As they departed, Jesus began to say to the multitudes concerning John: “What did you go out into the wilderness to see? A reed shaken by the wind?
John the Baptist was no fragile reed of the Jordan that shakes in the wind. He was no vacillator. He fearlessly presented the message of the Messiah. John did not take opinion polls to determine his message but went against prevailing belief.
But what did you go out to see? A man clothed in soft garments? Indeed, those who wear soft clothing are in kings’ houses.
John was not a refined man well-dressed in fine clothes. He was an outcast prophet who lived in the wilderness. He wore horsehair shirts and dined on grasshoppers.
But what did you go out to see? A prophet? Yes, I say to you, and more than a prophet.
The Baptist was “more than a prophet” in that he had the privilege of the pivotal role of introducing the Messiah to the world.
For this is he of whom it is written: ‘Behold, I send My messenger before Your face, Who will prepare Your way before You.’
Jesus appealed to the Word of God to substantiate His point. This is a quotation from Malachi 3:1:
“Behold, I send My messenger, And he will prepare the way before Me. And the Lord, whom you seek, Will suddenly come to His temple, Even the Messenger of the covenant, In whom you delight. Behold, He is coming,” Says the Lord of hosts.

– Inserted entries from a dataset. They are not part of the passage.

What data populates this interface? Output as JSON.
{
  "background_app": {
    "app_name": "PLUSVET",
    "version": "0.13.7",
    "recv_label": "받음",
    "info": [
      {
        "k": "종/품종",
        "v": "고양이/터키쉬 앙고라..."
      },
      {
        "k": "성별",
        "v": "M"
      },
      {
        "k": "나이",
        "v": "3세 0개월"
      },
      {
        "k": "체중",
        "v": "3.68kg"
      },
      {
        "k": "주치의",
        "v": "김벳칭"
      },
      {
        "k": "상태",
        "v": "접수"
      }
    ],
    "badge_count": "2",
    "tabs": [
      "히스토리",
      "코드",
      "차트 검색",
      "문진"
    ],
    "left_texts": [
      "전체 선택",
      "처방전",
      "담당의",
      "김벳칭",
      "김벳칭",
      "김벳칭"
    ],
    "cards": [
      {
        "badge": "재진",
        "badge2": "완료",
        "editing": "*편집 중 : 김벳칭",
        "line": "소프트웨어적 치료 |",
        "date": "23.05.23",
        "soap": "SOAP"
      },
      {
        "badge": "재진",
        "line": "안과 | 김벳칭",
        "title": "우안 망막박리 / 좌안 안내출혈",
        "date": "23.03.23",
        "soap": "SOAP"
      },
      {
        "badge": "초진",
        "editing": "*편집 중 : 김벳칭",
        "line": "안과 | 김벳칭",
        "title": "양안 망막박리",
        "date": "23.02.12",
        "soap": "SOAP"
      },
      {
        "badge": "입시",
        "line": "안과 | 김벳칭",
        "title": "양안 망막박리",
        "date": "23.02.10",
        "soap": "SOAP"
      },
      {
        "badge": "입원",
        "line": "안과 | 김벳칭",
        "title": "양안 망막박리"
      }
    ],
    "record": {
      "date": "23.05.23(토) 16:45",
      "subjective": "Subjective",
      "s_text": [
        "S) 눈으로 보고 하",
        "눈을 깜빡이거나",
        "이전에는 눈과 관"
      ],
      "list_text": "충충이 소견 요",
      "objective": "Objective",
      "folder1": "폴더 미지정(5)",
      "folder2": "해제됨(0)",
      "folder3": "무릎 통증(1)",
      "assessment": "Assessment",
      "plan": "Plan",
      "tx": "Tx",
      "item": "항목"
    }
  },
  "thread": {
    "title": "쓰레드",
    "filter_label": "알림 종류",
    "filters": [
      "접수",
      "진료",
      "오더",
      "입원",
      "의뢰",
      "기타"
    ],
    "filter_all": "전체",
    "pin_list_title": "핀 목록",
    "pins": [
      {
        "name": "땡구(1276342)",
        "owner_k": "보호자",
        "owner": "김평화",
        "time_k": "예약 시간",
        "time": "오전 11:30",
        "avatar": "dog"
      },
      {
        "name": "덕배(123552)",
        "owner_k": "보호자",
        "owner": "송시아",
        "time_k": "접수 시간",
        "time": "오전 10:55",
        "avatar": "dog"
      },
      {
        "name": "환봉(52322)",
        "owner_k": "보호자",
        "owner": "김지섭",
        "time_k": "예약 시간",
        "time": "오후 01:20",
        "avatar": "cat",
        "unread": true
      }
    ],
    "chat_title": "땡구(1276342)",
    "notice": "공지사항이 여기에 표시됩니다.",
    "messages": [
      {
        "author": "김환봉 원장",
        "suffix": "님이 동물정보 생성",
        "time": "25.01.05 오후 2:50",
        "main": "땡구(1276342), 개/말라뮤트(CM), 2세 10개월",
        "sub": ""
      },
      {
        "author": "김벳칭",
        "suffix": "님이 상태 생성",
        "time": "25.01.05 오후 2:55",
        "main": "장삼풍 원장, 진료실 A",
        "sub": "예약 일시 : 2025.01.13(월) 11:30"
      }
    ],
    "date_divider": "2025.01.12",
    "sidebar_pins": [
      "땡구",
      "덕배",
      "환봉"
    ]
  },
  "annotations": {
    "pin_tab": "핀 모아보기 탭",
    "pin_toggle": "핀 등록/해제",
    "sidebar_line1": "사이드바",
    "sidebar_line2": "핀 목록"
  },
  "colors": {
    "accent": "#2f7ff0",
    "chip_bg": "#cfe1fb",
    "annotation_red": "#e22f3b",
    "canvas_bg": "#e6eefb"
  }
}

John the Baptist was the fulfillment of prophecy himself. The forerunner of the Messiah fulfilled Isaiah 40:3
The voice of one crying in the wilderness: “Prepare the way of the Lord; Make straight in the desert A highway for our God.

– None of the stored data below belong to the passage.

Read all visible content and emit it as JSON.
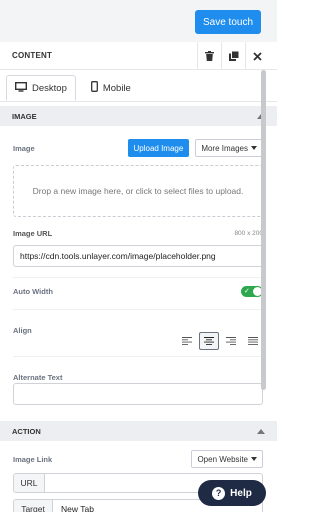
{
  "topbar": {
    "save_label": "Save touch"
  },
  "panel": {
    "title": "CONTENT"
  },
  "tabs": [
    {
      "label": "Desktop",
      "active": true
    },
    {
      "label": "Mobile",
      "active": false
    }
  ],
  "image_section": {
    "title": "IMAGE",
    "image_label": "Image",
    "upload_label": "Upload Image",
    "more_images_label": "More Images",
    "dropzone_text": "Drop a new image here, or click to select files to upload.",
    "url_label": "Image URL",
    "size_text": "800 x 200",
    "url_value": "https://cdn.tools.unlayer.com/image/placeholder.png",
    "auto_width_label": "Auto Width",
    "auto_width_on": true,
    "align_label": "Align",
    "align_selected": "center",
    "alt_label": "Alternate Text",
    "alt_value": ""
  },
  "action_section": {
    "title": "ACTION",
    "link_label": "Image Link",
    "link_type": "Open Website",
    "url_key": "URL",
    "url_value": "",
    "target_key": "Target",
    "target_value": "New Tab"
  },
  "help": {
    "label": "Help"
  },
  "colors": {
    "accent": "#1f8ded",
    "toggle_on": "#2ea84f",
    "help_bg": "#1f2a44"
  }
}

“Assuredly, I say to you, among those born of women there has not risen one greater than John the Baptist; but he who is least in the kingdom of heaven is greater than he.
The least in the kingdom have greater privilege than even John the Baptist because John did not live to enjoy the kingdom.

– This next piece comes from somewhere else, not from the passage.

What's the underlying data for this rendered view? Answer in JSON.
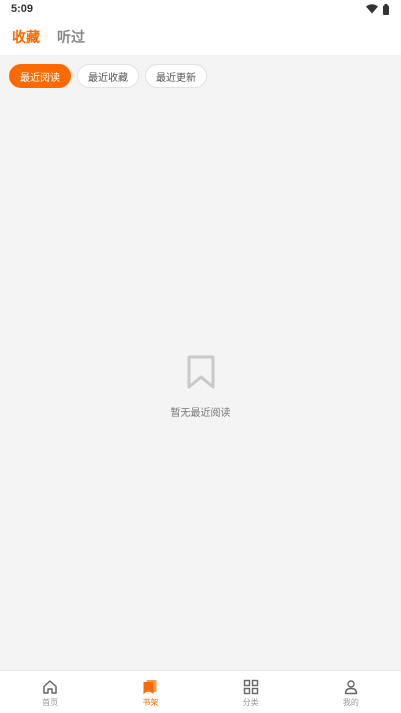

Burning conviction is the basis of success in ministry.
God does not want people who waver in the wind. Many today are weak vacillators because they do not have substance in their souls. Very few people will cross the street much less walk out into the desert to see a commonplace, inane person speak without conviction.
Most churches grow and most preachers draw crowds because of burning conviction about what they believe. A Gallop Poll interview of 13,000 people who left the church asked what would it take to bring them back to church. The overwhelming answer was a preacher who burns with conviction and a people who practice what they believe. The reason the people of Israel left their temple and synagogues to hear John was to see him burn with passion about what he believed.
Much of the church today is weak, feminine, and like a reed that blows with the culture. Whichever way the culture goes, that is the way the church goes.
Dear Pastor Richison, I would agree with you that the church has become weak and I would even say irrelevant in many ways to the world. But please don't call it feminine. I hear this repeatedly which as a woman is very upsetting. I'm tired of the church labeling what they see wrong with the church as feminine. Do you think it would be better if it were masculine? No. The church is made up of men and women, and masculine and feminine are good because God created them. And both men and women are to blame for the state of the church. Sin is the problem. The church has partnered with the world in many ways and have become disobedient to the word of God. Criticizing the church as feminine is unfair and not scriptural. Whenever Paul criticized the church, he pointed to their sin and their tolerance of it (which the church still does today). He never once said it was too feminine or that it should be more masculine.
Alice, perhaps you are right; I changed the word to "feckless." The reason I put feminine in the first document is that the reason men do not attend evangelical churches (according to a study) that the church has become predominately feminine and men do not identify with its romantic songs, etc. I do believe the church needs to become more masculine in its presentations.
Thank you, for changing the word to feckless. I appreciate that. Interesting statement about the songs considering many of the song writers are men. I would agree about the songs actually. I don't particularly care for the music part of worship. I prefer the teaching.